Raymond J. “Jerry” Coughlan Jr., a former San Diego assistant U.S. attorney, called Barr’s intervention “sickening to me as a former assistant of more than 10 years in two offices.”
He said he signed after reading both government sentencing memos.
The first called for a prison term of seven to nine years for Stone after his federal conviction in November of obstructing a congressional inquiry into Russian interference in the 2016 election, lying under oath and trying to block the testimony of a witness who would have exposed his lies.
The second memo, urging greater leniency, was “inexplicable from any rational legal analysis,” Coughlan told Times of San Diego.
“It gratuitously insulted the trial prosecutors,” four of whom quit the case and one resigned from DOJ, “by suggesting they did not understand the full scope of their duties to do justice – which obviously they did from their memorandum,” he said Monday via email.
Other San Diego alumni of the DOJ signing the letter included:
- Stephen Anear, who was special assistant to the U.S. attorney in San Diego, serving seven years during the George W. Bush and Clinton administrations.
- Thomas Coffin, who was chief of the Criminal Division of the San Diego office, with 21 years under Reagan, Nixon, George H.W. Bush, Ford and Carter.
- Roger Haines, who was chief of the Appellate Section of the San Diego office and worked for DOJ between 1978 and 2007.
- Sam Liccardo, who was an assistant U.S. attorney in San Diego from 1998 to 2000 before he became a San Jose councilman and now mayor of San Jose.
- Michael Lipman, who was assistant U.S. attorney chief of Fraud Unit in San Diego and worked in DOJ from 1976 to 1983.
- Robert “Bob” Rose, who was assistant U.S. attorney and chief of Criminal Division in San Diego.
- And Bob Semmer, who was an assistant U.S. attorney in San Diego when he received the Justice Department “Directors Award” in 1983.
Coughlan, who also worked with Semmer and Lipman in private practice, said he came to the conclusion that the second sentencing memo wasn’t really directed to the court but to some other audience — presumably President Trump or his followers including Fox News.
But he said Judge Amy Berman Jackson, who presided over the Stone trial, dealt repeatedly with his misconduct, so “she undoubtedly has her own opinions of an appropriate sentence irrespective of the opinion of the Justice department lawyers.”
Rose gained fame for heading the two-year grand jury investigation into San Diego swindler J. David Dominelli and his business. Rose asked for the maximum 20-year sentence permissible under the plea bargain agreement — and achieved it.
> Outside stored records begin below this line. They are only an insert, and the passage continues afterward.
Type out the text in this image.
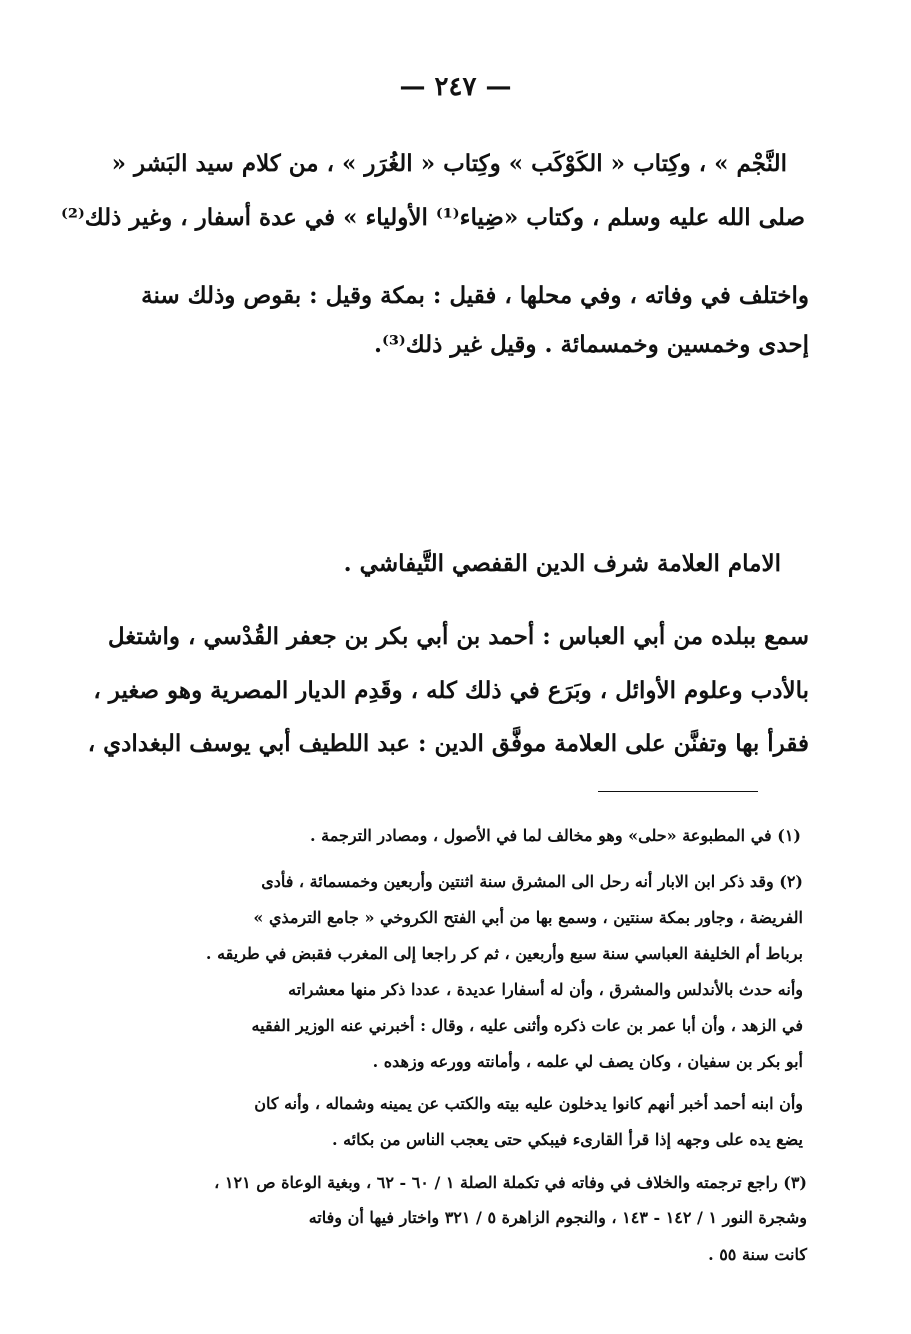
— ٢٤٧ —
النَّجْم » ، وكِتاب « الكَوْكَب » وكِتاب « الغُرَر » ، من كلام سيد البَشر «
صلى الله عليه وسلم ، وكتاب «ضِياء⁽¹⁾ الأولياء » في عدة أسفار ، وغير ذلك⁽²⁾
واختلف في وفاته ، وفي محلها ، فقيل : بمكة وقيل : بقوص وذلك سنة
إحدى وخمسين وخمسمائة . وقيل غير ذلك⁽³⁾.
الامام العلامة شرف الدين القفصي التَّيفاشي .
سمع ببلده من أبي العباس : أحمد بن أبي بكر بن جعفر القُدْسي ، واشتغل
بالأدب وعلوم الأوائل ، وبَرَع في ذلك كله ، وقَدِم الديار المصرية وهو صغير ،
فقرأ بها وتفنَّن على العلامة موفَّق الدين : عبد اللطيف أبي يوسف البغدادي ،
(١) في المطبوعة «حلى» وهو مخالف لما في الأصول ، ومصادر الترجمة .
(٢) وقد ذكر ابن الابار أنه رحل الى المشرق سنة اثنتين وأربعين وخمسمائة ، فأدى
الفريضة ، وجاور بمكة سنتين ، وسمع بها من أبي الفتح الكروخي « جامع الترمذي »
برباط أم الخليفة العباسي سنة سبع وأربعين ، ثم كر راجعا إلى المغرب فقبض في طريقه .
وأنه حدث بالأندلس والمشرق ، وأن له أسفارا عديدة ، عددا ذكر منها معشراته
في الزهد ، وأن أبا عمر بن عات ذكره وأثنى عليه ، وقال : أخبرني عنه الوزير الفقيه
أبو بكر بن سفيان ، وكان يصف لي علمه ، وأمانته وورعه وزهده .
وأن ابنه أحمد أخبر أنهم كانوا يدخلون عليه بيته والكتب عن يمينه وشماله ، وأنه كان
يضع يده على وجهه إذا قرأ القارىء فيبكي حتى يعجب الناس من بكائه .
(٣) راجع ترجمته والخلاف في وفاته في تكملة الصلة ١ / ٦٠ - ٦٢ ، وبغية الوعاة ص ١٢١ ،
وشجرة النور ١ / ١٤٢ - ١٤٣ ، والنجوم الزاهرة ٥ / ٣٢١ واختار فيها أن وفاته
كانت سنة ٥٥ .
“U.S. District Judge William B. Enright meted out the maximum prison term and ordered that Dominelli pay more than $82 million to the J. David investors he defrauded,” said the Los Angeles Times in 1985. (Dominelli died in 2009 in Chicago, his home since parole in 1996.)
In May 2019, nine former U.S. prosecutors from San Diego signed an open letter saying Donald Trump would face multiple felony charges for obstruction of justice if he weren’t president. Four of them signed the latest letter as well.
In their letter on Barr, the DOJ alumni commended the four career prosecutors who “upheld their oaths and stood up for the department’s independence by withdrawing from the Stone case and/or resigning from the department. Our simple message to them is that we — and millions of other Americans — stand with them.”